Accro aux opiacés, un généraliste de 60 ans installé à Eugénie-les-Bains (Landes) se prescrivait des ordonnances fictives ou en éditait pour ses patients en surévaluant le nombre de boîtes pour sa consommation personnelle. Le praticien, déjà condamné en 2013 pour les mêmes faits, a écopé d'une interdiction d'exercer pendant un an et de 18 mois de prison avec sursis probatoire de deux ans.    

12/12/2024 Par Sandy Bonin
Faits divers / Justice

696 boites d'opiacés obtenues pour le seul mois de septembre 2021… Entre 2019 et 2023, un médecin généraliste installé à Eugénie-les-Bains, dans les Landes, se prescrivait des ordonnances fictives ou rajoutait des boites d'opiacés sur les ordonnances de ses patients pour sa consommation personnelle. Le praticien consommait entre 250 et 300 mg par jour. 

C'est un pharmacien qui a donné l'alerte, surpris par la quantité anormalement élevée d'ordonnances d'opiacés éditées par le médecin, a indiqué Sud-Ouest. Lors de l'audience, le praticien a reconnu les faits, les justifiant par des douleurs au dos. Il a admis avoir recouru à l'aide de ses patients pour se fournir les médicaments. 

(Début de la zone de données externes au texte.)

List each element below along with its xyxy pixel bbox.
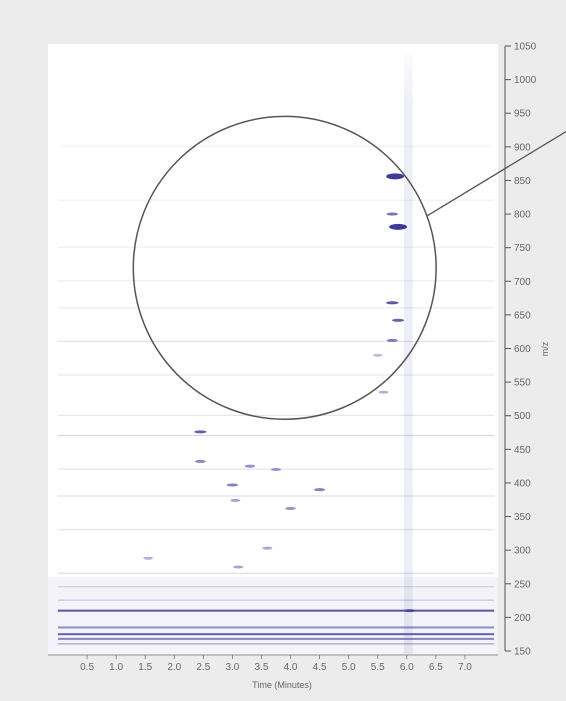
- y-tick-label-1050: 1050: [514, 42, 537, 53]
- axes-layer: 150 200 250 300 350 400 450 500 550 600 650 700 750 8…: [48, 42, 537, 673]
- x-tick-label-3.5: 3.5: [255, 662, 269, 673]
- y-tick-label-800: 800: [514, 210, 531, 221]
- x-tick-label-0.5: 0.5: [80, 662, 94, 673]
- y-tick-label-450: 450: [514, 445, 531, 456]
- y-tick-label-200: 200: [514, 613, 531, 624]
- peak-18: [372, 353, 383, 357]
- peak-5: [386, 338, 398, 342]
- y-tick-label-950: 950: [514, 109, 531, 120]
- peak-0: [389, 223, 408, 230]
- y-tick-label-150: 150: [514, 647, 531, 658]
- band-mz-700: [58, 280, 494, 282]
- band-mz-225: [58, 599, 494, 601]
- peak-6: [194, 430, 207, 434]
- x-tick-label-5.5: 5.5: [371, 662, 385, 673]
- y-tick-label-250: 250: [514, 579, 531, 590]
- band-mz-245: [58, 586, 494, 588]
- annotation-callout-line: [426, 130, 566, 217]
- y-tick-label-400: 400: [514, 478, 531, 489]
- y-tick-label-600: 600: [514, 344, 531, 355]
- annotation-layer: [132, 115, 566, 421]
- band-mz-210: [58, 609, 494, 612]
- peak-9: [244, 464, 256, 468]
- peak-8: [226, 483, 239, 487]
- peak-4: [391, 318, 405, 322]
- band-mz-900: [58, 145, 494, 148]
- band-mz-160: [58, 643, 494, 645]
- peak-19: [403, 609, 416, 613]
- band-mz-470: [58, 434, 494, 437]
- peak-15: [233, 565, 244, 569]
- band-mz-265: [58, 572, 494, 574]
- band-mz-500: [58, 414, 494, 416]
- band-mz-175: [58, 633, 494, 636]
- peak-10: [270, 468, 282, 471]
- x-tick-label-3: 3.0: [225, 662, 239, 673]
- band-mz-168: [58, 637, 494, 640]
- y-tick-label-500: 500: [514, 411, 531, 422]
- band-mz-610: [58, 340, 494, 342]
- peak-16: [143, 556, 154, 560]
- bands-layer: [48, 54, 498, 654]
- peak-14: [262, 546, 273, 550]
- peak-12: [285, 506, 296, 510]
- band-mz-185: [58, 626, 494, 629]
- top-fade: [48, 44, 498, 104]
- y-axis-label: m/z: [540, 341, 550, 356]
- x-tick-label-1.5: 1.5: [138, 662, 152, 673]
- y-tick-label-550: 550: [514, 378, 531, 389]
- y-tick-label-900: 900: [514, 142, 531, 153]
- x-tick-label-5: 5.0: [342, 662, 356, 673]
- annotation-circle: [132, 115, 437, 421]
- x-tick-label-2.5: 2.5: [196, 662, 210, 673]
- x-tick-label-6.5: 6.5: [429, 662, 443, 673]
- x-tick-label-2: 2.0: [167, 662, 181, 673]
- peak-13: [230, 498, 241, 502]
- peak-2: [386, 173, 405, 180]
- y-tick-label-300: 300: [514, 546, 531, 557]
- y-tick-label-750: 750: [514, 243, 531, 254]
- band-mz-330: [58, 529, 494, 531]
- elution-band: [403, 54, 413, 654]
- band-mz-380: [58, 495, 494, 497]
- band-mz-750: [58, 246, 494, 248]
- peak-1: [386, 212, 399, 216]
- peaks-layer: [143, 173, 416, 613]
- low-mz-haze: [48, 577, 498, 654]
- peak-3: [386, 301, 399, 305]
- x-tick-label-4.5: 4.5: [313, 662, 327, 673]
- y-tick-label-650: 650: [514, 310, 531, 321]
- x-axis-label: Time (Minutes): [252, 680, 312, 690]
- band-mz-820: [58, 199, 494, 201]
- x-tick-label-1: 1.0: [109, 662, 123, 673]
- x-tick-label-7: 7.0: [458, 662, 472, 673]
- y-tick-label-700: 700: [514, 277, 531, 288]
- band-mz-560: [58, 374, 494, 376]
- peak-7: [194, 459, 206, 463]
- plot-background: [48, 44, 498, 654]
- y-tick-label-1000: 1000: [514, 75, 537, 86]
- peak-17: [378, 390, 389, 394]
- x-tick-label-4: 4.0: [284, 662, 298, 673]
- y-tick-label-850: 850: [514, 176, 531, 187]
- x-tick-label-6: 6.0: [400, 662, 414, 673]
- y-tick-label-350: 350: [514, 512, 531, 523]
- band-mz-660: [58, 307, 494, 309]
- peak-11: [313, 488, 326, 492]
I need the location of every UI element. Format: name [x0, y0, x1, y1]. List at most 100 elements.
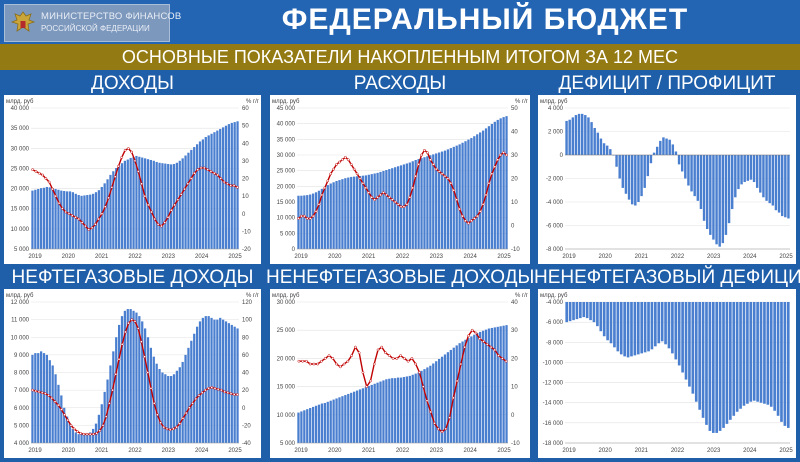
bar	[326, 401, 329, 443]
bar	[582, 302, 586, 318]
bar	[568, 302, 572, 322]
line-point	[370, 195, 374, 199]
bar	[609, 302, 613, 344]
line-point	[69, 424, 73, 427]
line-point	[186, 182, 190, 186]
bar	[74, 432, 77, 443]
bar	[667, 302, 671, 349]
line-point	[120, 156, 124, 159]
line-point	[349, 163, 353, 166]
line-point	[478, 337, 482, 341]
bar	[329, 400, 332, 443]
bar	[476, 333, 479, 443]
bar	[71, 428, 75, 443]
bar	[681, 302, 684, 373]
bar	[117, 165, 121, 249]
line-point	[197, 394, 201, 397]
line-point	[40, 391, 44, 395]
line-point	[335, 362, 338, 366]
y-tick-label: -10 000	[543, 360, 564, 366]
x-tick-label: 2023	[162, 448, 176, 454]
line-point	[342, 362, 346, 366]
line-point	[387, 354, 391, 357]
line-point	[140, 340, 143, 344]
bar	[585, 302, 589, 319]
line-point	[405, 203, 409, 206]
line-point	[74, 215, 77, 219]
bar	[233, 326, 236, 443]
bar	[449, 349, 452, 443]
page-title: ФЕДЕРАЛЬНЫЙ БЮДЖЕТ	[281, 3, 689, 36]
line-point	[350, 354, 353, 357]
line-point	[459, 362, 463, 366]
line-point	[117, 357, 121, 361]
bar	[660, 302, 664, 342]
bar	[83, 195, 86, 249]
bar	[311, 193, 315, 249]
line-point	[84, 224, 87, 228]
bar	[768, 155, 771, 204]
chart-dohody: млрд. руб % г/г 5 000 10 000 15 000 20 000 25 …	[6, 99, 260, 260]
bar	[780, 155, 784, 217]
y-tick-label: -8 000	[546, 247, 564, 253]
line-point	[464, 219, 467, 223]
bar	[91, 428, 95, 443]
bar	[740, 155, 743, 185]
y-tick-label: 15 000	[277, 200, 296, 206]
bar	[123, 310, 127, 443]
bar	[429, 155, 432, 249]
line-point	[156, 222, 160, 226]
bar	[394, 167, 397, 249]
bar	[756, 302, 759, 402]
chart-raskhody: млрд. руб % г/г 0 5 000 10 000 15 000 20 000 25…	[272, 99, 529, 260]
line-point	[418, 371, 421, 374]
bar	[405, 163, 409, 249]
bar	[505, 116, 508, 249]
bar	[762, 155, 765, 198]
bar	[715, 302, 719, 433]
bar	[749, 155, 753, 180]
bar	[691, 302, 695, 394]
bar	[693, 155, 696, 197]
bar	[169, 164, 173, 249]
y-tick-label: 9 000	[14, 353, 30, 359]
line-point	[209, 170, 213, 173]
bar	[652, 152, 656, 155]
x-tick-label: 2023	[430, 254, 444, 260]
y-tick-label: 40 000	[277, 122, 296, 128]
x-tick-label: 2020	[62, 254, 76, 260]
chart-panel-neneftegaz: млрд. руб % г/г 5 000 10 000 15 000 20 000 25 …	[270, 289, 530, 458]
y2-tick-label: 80	[242, 335, 249, 341]
line-point	[143, 194, 147, 198]
line-point	[470, 328, 474, 332]
line-point	[300, 214, 303, 218]
y2-axis-label: % г/г	[515, 293, 529, 299]
line-point	[385, 193, 388, 197]
bar	[355, 390, 359, 443]
line-point	[382, 191, 385, 194]
bar	[502, 325, 505, 443]
line-point	[505, 153, 508, 157]
bar	[48, 360, 51, 443]
bar	[323, 402, 326, 443]
bar	[452, 146, 455, 249]
x-tick-label: 2019	[562, 448, 576, 454]
x-tick-label: 2024	[195, 254, 209, 260]
bar	[230, 324, 233, 443]
bar	[138, 156, 141, 249]
line-point	[317, 203, 321, 206]
bar	[784, 155, 787, 218]
bar	[649, 155, 653, 164]
bar	[311, 406, 315, 443]
line-point	[53, 400, 57, 403]
line-point	[487, 181, 491, 185]
x-tick-label: 2025	[228, 448, 242, 454]
bar	[399, 377, 403, 443]
bar	[499, 118, 502, 249]
line-point	[406, 359, 410, 363]
y2-tick-label: -10	[242, 229, 251, 235]
y-tick-label: 10 000	[11, 335, 30, 341]
line-point	[327, 354, 331, 357]
line-point	[162, 425, 166, 429]
x-tick-label: 2020	[598, 448, 612, 454]
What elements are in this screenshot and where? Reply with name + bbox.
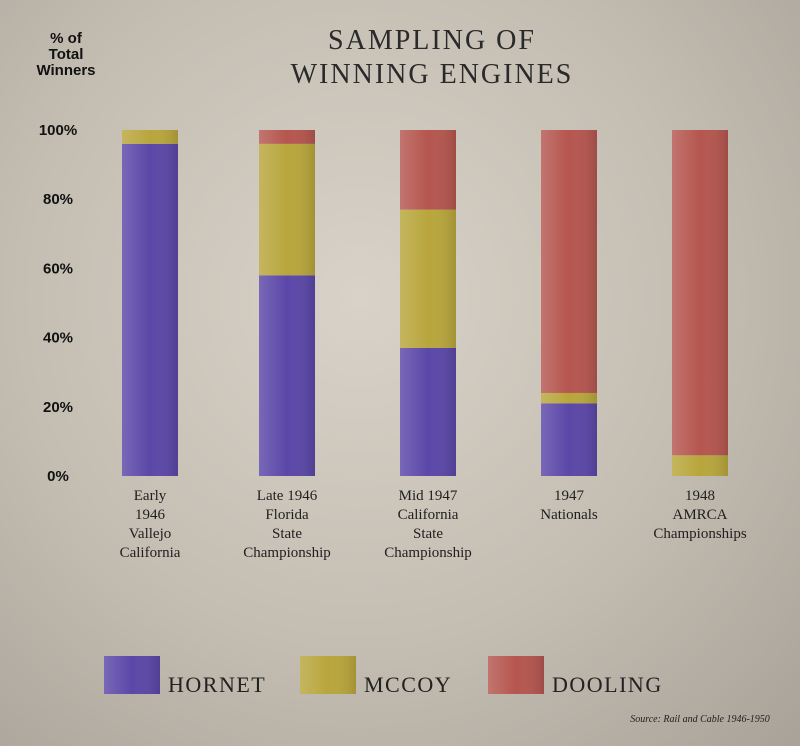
category-label-line: Late 1946	[257, 488, 318, 504]
chart-title: SAMPLING OF WINNING ENGINES	[291, 25, 574, 90]
category-label-line: 1946	[135, 507, 166, 523]
y-tick-label: 40%	[43, 330, 73, 347]
category-label-line: Championship	[243, 545, 331, 561]
y-tick-label: 60%	[43, 260, 73, 277]
legend-item-mccoy: MCCOY	[300, 656, 452, 697]
legend-label: HORNET	[168, 672, 266, 697]
category-labels: Early 1946 Vallejo California Late 1946 Flori…	[120, 488, 747, 561]
category-label-line: State	[272, 526, 302, 542]
category-label-line: California	[120, 545, 181, 561]
legend-swatch-shading	[488, 656, 544, 694]
category-label-line: Mid 1947	[399, 488, 458, 504]
y-axis-label-line-1: % of	[50, 30, 83, 47]
legend-label: DOOLING	[552, 672, 663, 697]
legend-swatch-shading	[104, 656, 160, 694]
y-axis-label: % of Total Winners	[36, 30, 95, 79]
bars	[122, 130, 728, 476]
chart-title-line-2: WINNING ENGINES	[291, 59, 574, 90]
stacked-bar	[400, 130, 456, 476]
category-label-line: State	[413, 526, 443, 542]
bar-shading	[259, 130, 315, 476]
legend-item-hornet: HORNET	[104, 656, 266, 697]
legend-swatch-shading	[300, 656, 356, 694]
bar-shading	[400, 130, 456, 476]
category-label-line: Nationals	[540, 507, 598, 523]
y-axis-label-line-2: Total	[49, 46, 84, 63]
legend-label: MCCOY	[364, 672, 452, 697]
stacked-bar	[672, 130, 728, 476]
source-note: Source: Rail and Cable 1946-1950	[630, 714, 770, 725]
y-tick-label: 0%	[47, 468, 69, 485]
category-label-line: 1947	[554, 488, 585, 504]
category-label-line: Vallejo	[129, 526, 172, 542]
category-label-line: Florida	[265, 507, 309, 523]
stacked-bar	[541, 130, 597, 476]
category-label-line: Championship	[384, 545, 472, 561]
y-tick-label: 100%	[39, 122, 77, 139]
legend-item-dooling: DOOLING	[488, 656, 663, 697]
category-label-line: 1948	[685, 488, 715, 504]
category-label-line: Early	[134, 488, 167, 504]
y-axis-ticks: 0% 20% 40% 60% 80% 100%	[39, 122, 77, 485]
category-label-line: California	[398, 507, 459, 523]
y-tick-label: 20%	[43, 399, 73, 416]
bar-shading	[672, 130, 728, 476]
y-tick-label: 80%	[43, 191, 73, 208]
stacked-bar	[122, 130, 178, 476]
bar-shading	[541, 130, 597, 476]
category-label-line: Championships	[653, 526, 747, 542]
bar-shading	[122, 130, 178, 476]
chart-title-line-1: SAMPLING OF	[328, 25, 536, 56]
category-label-line: AMRCA	[672, 507, 727, 523]
stacked-bar	[259, 130, 315, 476]
y-axis-label-line-3: Winners	[36, 62, 95, 79]
legend: HORNET MCCOY DOOLING	[104, 656, 663, 697]
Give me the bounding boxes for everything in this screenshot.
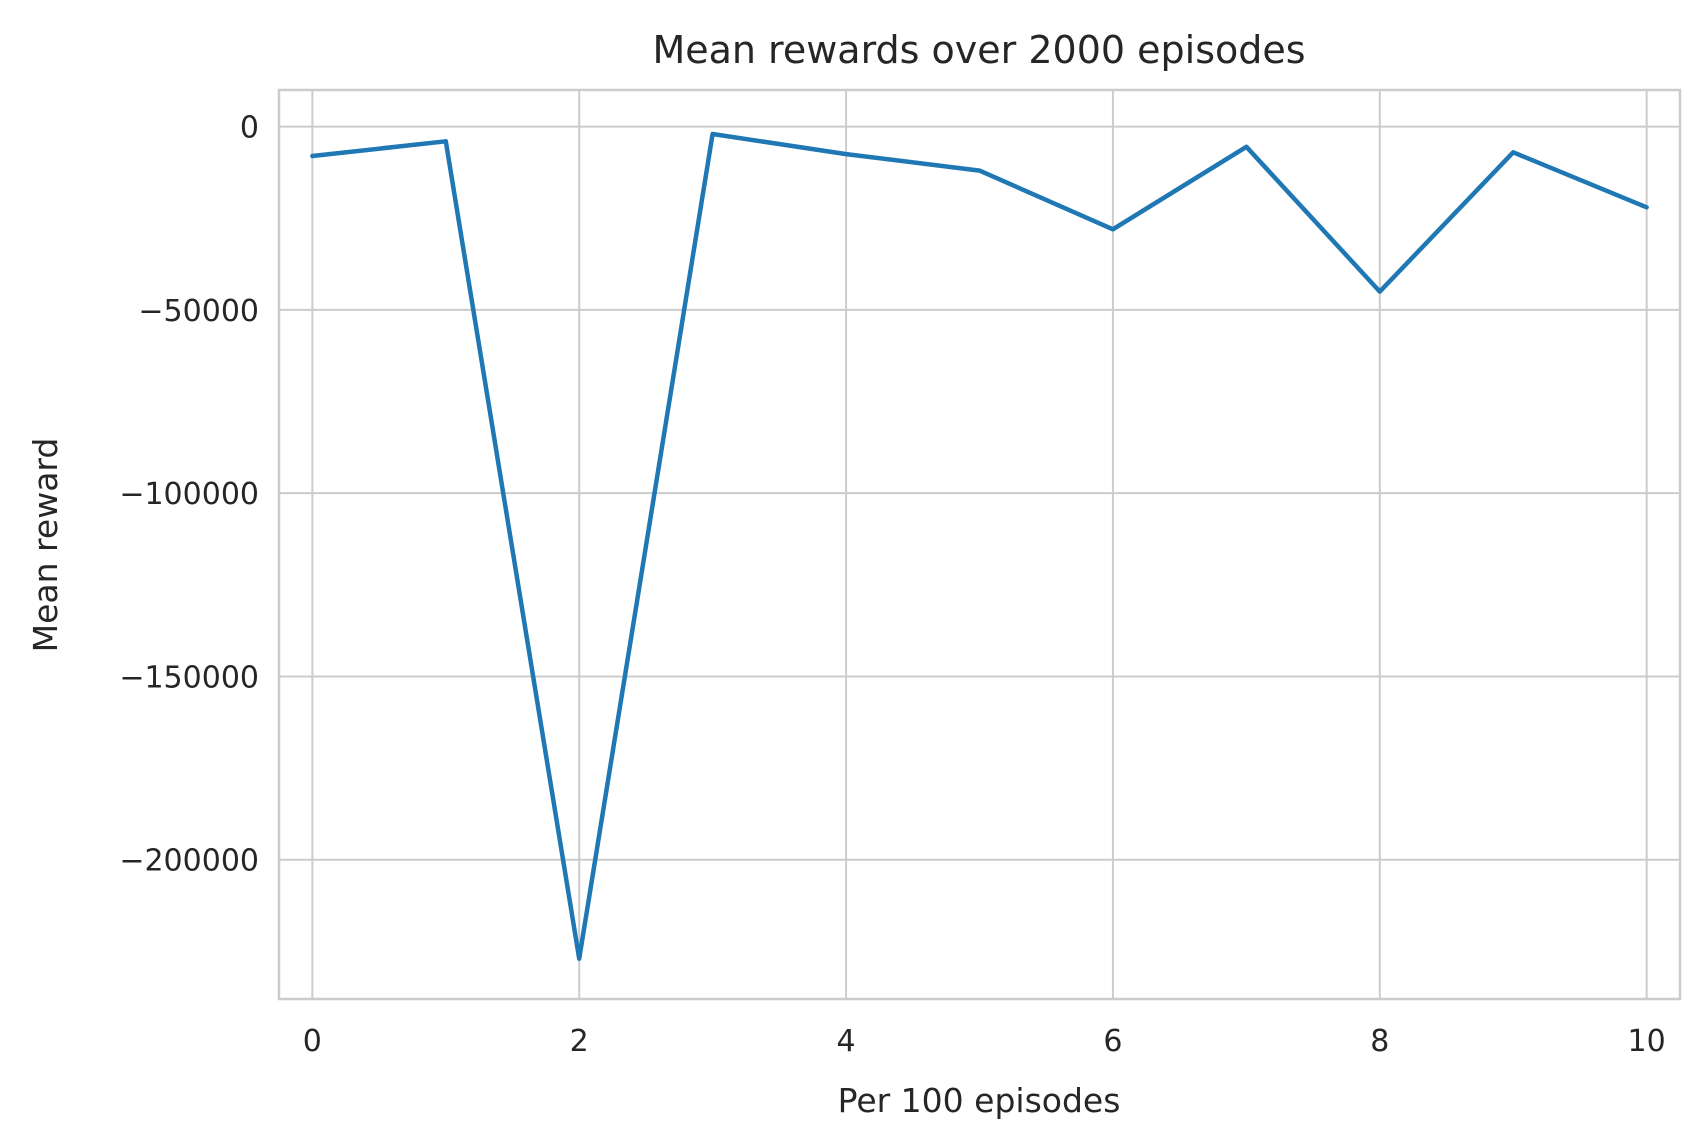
x-tick-label: 6 — [1103, 1024, 1122, 1059]
y-tick-label: −150000 — [119, 660, 259, 695]
y-tick-labels: 0 −50000 −100000 −150000 −200000 — [119, 111, 259, 879]
plot-frame — [277, 88, 1682, 1001]
x-tick-label: 0 — [303, 1024, 322, 1059]
y-tick-label: −50000 — [138, 294, 259, 329]
chart-title: Mean rewards over 2000 episodes — [652, 28, 1305, 72]
x-axis-label: Per 100 episodes — [838, 1081, 1121, 1120]
x-tick-label: 10 — [1628, 1024, 1666, 1059]
y-tick-label: 0 — [240, 111, 259, 146]
y-axis-label: Mean reward — [26, 438, 65, 653]
x-tick-label: 8 — [1370, 1024, 1389, 1059]
x-tick-label: 2 — [570, 1024, 589, 1059]
series-layer — [310, 131, 1649, 961]
y-tick-label: −100000 — [119, 477, 259, 512]
y-tick-label: −200000 — [119, 844, 259, 879]
x-tick-label: 4 — [837, 1024, 856, 1059]
x-tick-labels: 0 2 4 6 8 10 — [303, 1024, 1666, 1059]
series-line — [310, 131, 1649, 961]
grid-lines — [279, 90, 1680, 999]
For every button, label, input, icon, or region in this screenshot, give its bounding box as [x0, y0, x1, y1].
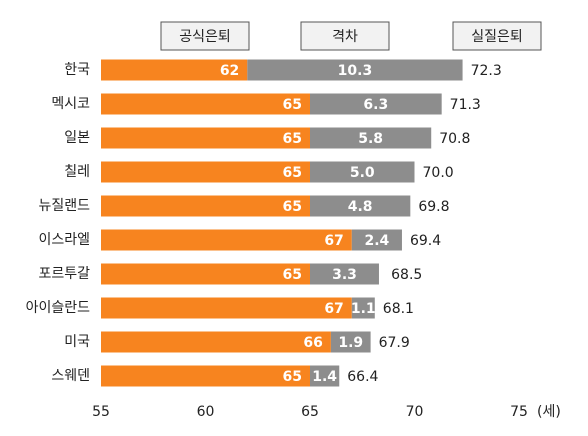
bar-segment [310, 365, 340, 387]
value-label: 65 [283, 131, 302, 147]
bar-segment [247, 59, 463, 81]
value-label: 1.1 [351, 301, 376, 317]
total-label: 68.5 [391, 267, 422, 283]
x-tick-label: 75 [510, 404, 528, 420]
bar-segment [101, 161, 310, 183]
bar-segment [310, 195, 411, 217]
bar-segment [310, 93, 442, 115]
bar-segment [310, 263, 379, 285]
category-label: 포르투갈 [38, 266, 90, 282]
bar-segment [101, 331, 331, 353]
value-label: 4.8 [348, 199, 373, 215]
value-label: 65 [283, 199, 302, 215]
bar-segment [101, 195, 310, 217]
category-label: 뉴질랜드 [38, 198, 90, 214]
value-label: 1.4 [312, 369, 337, 385]
value-label: 65 [283, 97, 302, 113]
total-label: 70.8 [439, 131, 470, 147]
bar-segment [101, 59, 248, 81]
legend-box [160, 21, 250, 51]
total-label: 69.8 [418, 199, 449, 215]
total-label: 70.0 [423, 165, 454, 181]
bar-segment [101, 93, 310, 115]
x-unit: (세) [537, 404, 561, 420]
category-label: 일본 [64, 130, 90, 146]
total-label: 66.4 [347, 369, 378, 385]
value-label: 10.3 [338, 63, 373, 79]
value-label: 65 [283, 165, 302, 181]
value-label: 6.3 [363, 97, 388, 113]
category-label: 아이슬란드 [26, 300, 91, 316]
category-label: 한국 [64, 62, 90, 78]
legend-label: 공식은퇴 [179, 29, 231, 45]
total-label: 67.9 [379, 335, 410, 351]
bar-segment [310, 161, 415, 183]
category-label: 멕시코 [51, 96, 90, 112]
bar-segment [101, 365, 310, 387]
total-label: 69.4 [410, 233, 441, 249]
x-tick-label: 70 [406, 404, 424, 420]
value-label: 1.9 [338, 335, 363, 351]
x-tick-label: 65 [301, 404, 319, 420]
category-label: 칠레 [64, 164, 90, 180]
bar-segment [101, 127, 310, 149]
legend-box [452, 21, 542, 51]
value-label: 5.0 [350, 165, 375, 181]
category-label: 미국 [64, 334, 90, 350]
value-label: 2.4 [364, 233, 389, 249]
legend-label: 실질은퇴 [471, 29, 523, 45]
bar-segment [101, 229, 352, 251]
value-label: 65 [283, 369, 302, 385]
x-tick-label: 60 [197, 404, 215, 420]
category-label: 이스라엘 [38, 232, 90, 248]
legend-label: 격차 [332, 29, 358, 45]
value-label: 3.3 [332, 267, 357, 283]
bar-segment [101, 297, 352, 319]
total-label: 71.3 [450, 97, 481, 113]
bar-segment [330, 331, 371, 353]
legend-box [300, 21, 390, 51]
bar-segment [351, 229, 402, 251]
value-label: 65 [283, 267, 302, 283]
total-label: 72.3 [471, 63, 502, 79]
x-tick-label: 55 [92, 404, 110, 420]
bar-segment [351, 297, 375, 319]
bar-segment [310, 127, 432, 149]
value-label: 62 [220, 63, 239, 79]
value-label: 5.8 [358, 131, 383, 147]
category-label: 스웨덴 [51, 368, 90, 384]
value-label: 67 [324, 233, 343, 249]
total-label: 68.1 [383, 301, 414, 317]
bar-segment [101, 263, 310, 285]
value-label: 67 [324, 301, 343, 317]
value-label: 66 [303, 335, 322, 351]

L'Ordre des médecins, qui s'est porté partie civile, a précisé que le généraliste "est suspendu à titre provisoire depuis de nombreux mois. En tant que médecin, il a une mission d'assistance, d'aide. Là, il a exposé ses patients à ses propres problématiques d'addiction". 

Si le médecin semble être aujourd'hui abstinent, il avait été condamné pour les mêmes faits en 2013. Le parquet a retenu le recours à la complicité de très nombreux patients. Si parmi sa patientèle, nombreux ont souligné que le praticien était "formidable et dévoué", d'autres ont déploré la saleté de son cabinet et le fait qu'il s'endorme parfois lors des consultations.

"C'était un médecin de campagne qui donnait son numéro personnel, venait à la maison de jour comme de nuit et passait tout son temps à travailler. On en trouve plus des comme ça", a souligné l'avocate du praticien, Me Catherine Mattioli-Dumont.

Alors que le parquet avait requis l'interdiction définitive d'exercer, le généraliste a écopé d'une interdiction d'exercer pendant un an et de 18 mois de prison avec sursis probatoire de deux ans.